Indonesia telah mengenyam asam garam arus dan dinamika perbedaan dalam berbangsa. Akan tetapi ironinya, konflik rasial akhir-akhir ini kerap terjadi, sehingga mencoreng nilai adiluhung yang ada di dalam tubuh Indonesia.
Bung Karno misalnya, sejak awal telah menggadang-gadang nilai keragaman. Dalam suatu ungkapan yang dapat diterjemahkan lebih luas, bahwa rasa berbangsa tidak bergantung pada persamaaan, seharusnya dengan perbedaan lebih memperkuat rasa kebangsaan (Larassati, 2015).
Maka bukan agama, tapi perbedaan yang rahmatan lil ‘alamin, yakni perbedaan yang menjadi rahmat bagi seluruh manusia, sebab keberagaman tidak lain adalah kehendak sang Liyan (Tuhan). Menghadirkan koeksistensi damai dalam kehidupan bermasyarakat merupakan naluriah manusia, harapannya adalah konflik horizontal atas nama perbedaan kultural dikesampingkan.
Tentang multikulturalisme, penulis diingatkan dengan analogi implisit tulisan Bryan Fay, Jary dan Jary dan C.W Jatson (Supartiningsih, 2007), “Seperti mosaik, kepingan-kepingan kecil kebudayaan dari berbagai kelompok minoritas disusun layaknya suatu objek gambar mencitrakan kedamaian dan kerukunan, percampuran kepingan yang berbagai bentuk dan warna pada mosaik tak lain adalah perbedaan yang tergabung dalam suatu kelompok yang bernama masyarakat".

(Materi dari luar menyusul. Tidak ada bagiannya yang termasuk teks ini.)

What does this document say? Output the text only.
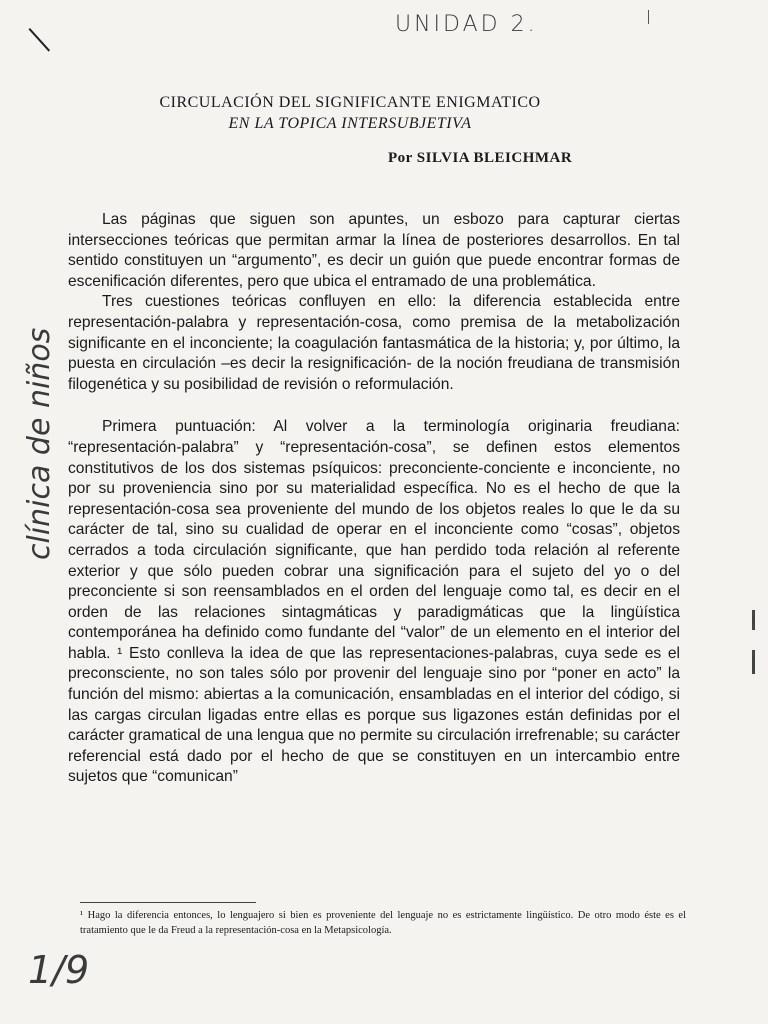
UNIDAD 2.
clínica de niños
1/9
CIRCULACIÓN DEL SIGNIFICANTE ENIGMATICO
EN LA TOPICA INTERSUBJETIVA
Por SILVIA BLEICHMAR

Las páginas que siguen son apuntes, un esbozo para capturar ciertas intersecciones teóricas que permitan armar la línea de posteriores desarrollos. En tal sentido constituyen un “argumento”, es decir un guión que puede encontrar formas de escenificación diferentes, pero que ubica el entramado de una problemática.

Tres cuestiones teóricas confluyen en ello: la diferencia establecida entre representación-palabra y representación-cosa, como premisa de la metabolización significante en el inconciente; la coagulación fantasmática de la historia; y, por último, la puesta en circulación –es decir la resignificación- de la noción freudiana de transmisión filogenética y su posibilidad de revisión o reformulación.

Primera puntuación: Al volver a la terminología originaria freudiana: “representación-palabra” y “representación-cosa”, se definen estos elementos constitutivos de los dos sistemas psíquicos: preconciente-conciente e inconciente, no por su proveniencia sino por su materialidad específica. No es el hecho de que la representación-cosa sea proveniente del mundo de los objetos reales lo que le da su carácter de tal, sino su cualidad de operar en el inconciente como “cosas”, objetos cerrados a toda circulación significante, que han perdido toda relación al referente exterior y que sólo pueden cobrar una significación para el sujeto del yo o del preconciente si son reensamblados en el orden del lenguaje como tal, es decir en el orden de las relaciones sintagmáticas y paradigmáticas que la lingüística contemporánea ha definido como fundante del “valor” de un elemento en el interior del habla. ¹ Esto conlleva la idea de que las representaciones-palabras, cuya sede es el preconsciente, no son tales sólo por provenir del lenguaje sino por “poner en acto” la función del mismo: abiertas a la comunicación, ensambladas en el interior del código, si las cargas circulan ligadas entre ellas es porque sus ligazones están definidas por el carácter gramatical de una lengua que no permite su circulación irrefrenable; su carácter referencial está dado por el hecho de que se constituyen en un intercambio entre sujetos que “comunican”

¹ Hago la diferencia entonces, lo lenguajero si bien es proveniente del lenguaje no es estrictamente lingüístico. De otro modo éste es el tratamiento que le da Freud a la representación-cosa en la Metapsicología.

Melihat akar historis multikulturalisme dicanangkan sejak 1971 oleh Mantan Perdana Menteri Kanada Pierre Truedeau, keragaman budaya harus diperlakukan sama atau kesederajatan proposisi budaya di tengah masyarakat Kanada. Hal ini menyiratkan bahwa kanada menjunjung tinggi keberadaan banyak etnik (Alfarisi, 2018).
Sementara di Indonesia, keberadaan dan pengakuan terhadap keragaman pun telah diakui sejak lama, hal ini dibuktikan dengan prinsip Bhinneka Tunggal Ika yang dalam praksisnya jauh sebelum Indonesia merdeka telah dijewantahkan melalui prinsip-prinsip perjuangan. Meskipun keberlangsungan penanaman nilai tersebut belum diamalkan secara konkret.
Memahami keragaman bukan dengan memaknai keragaman dipadukan menjadi satu, atau mengakui perbedaan dengan makna yang nihil. Akan tetapi, keragaman diakui secara universal dalam perbedaaan yang universal (Yonky, 2017). Bukan absolut ketunggalan tapi absolut yang beragam.
Mengakui keragaman dimaknai sebagai suatu keunikan yang tumbuh dan berkembang sebagai keyakinan yang diterima secara terbuka oleh siapa saja. Dengan demikian perbedaan tidak dilihat dengan kaca pembesar untuk menjadi pembanding. Akan tetapi bagaimana memahami antara satu dan yang lain dalam masyarakat.
Sebuah ungkapan dalam falsafah adat Minangkabau sekiranya cukup untuk memaknai dan merawat keberagaman yang hidup di dalam bangsa ini lamak dek awak katuju dek urang. Ungkapan ini hasil pergumulan perjalanan kehidupan masyarakat Minang. Hal ini lahir atas kepekaan terhadap fenomena sosial masyarakat, yang mana Minangkabau menjadikan alam sebagai guru untuk dikaji (Dahlan, 2013)
Lamak dek awak katuju dek urang artinya disukai oleh diri sendiri dan disukai juga oleh orang lain. Maknanya adalah dalam bersikap harus menakar segala sesuatu yang ada pada diri dan apa yang ada pada orang lain. Diri dalam ungkapan lamak dek awak menjadi tolok ukur bertindak terhadap orang lain.
Dalam makna lain mengedepankan tenggang rasa satu sama lain. Tidak hanya mengedepankan selera personal, namun juga memahami dan menyesuaikan dengan situasi dan kondisi orang banyak (kondisi ruang publik dalam pengertian Jurgen Habermas).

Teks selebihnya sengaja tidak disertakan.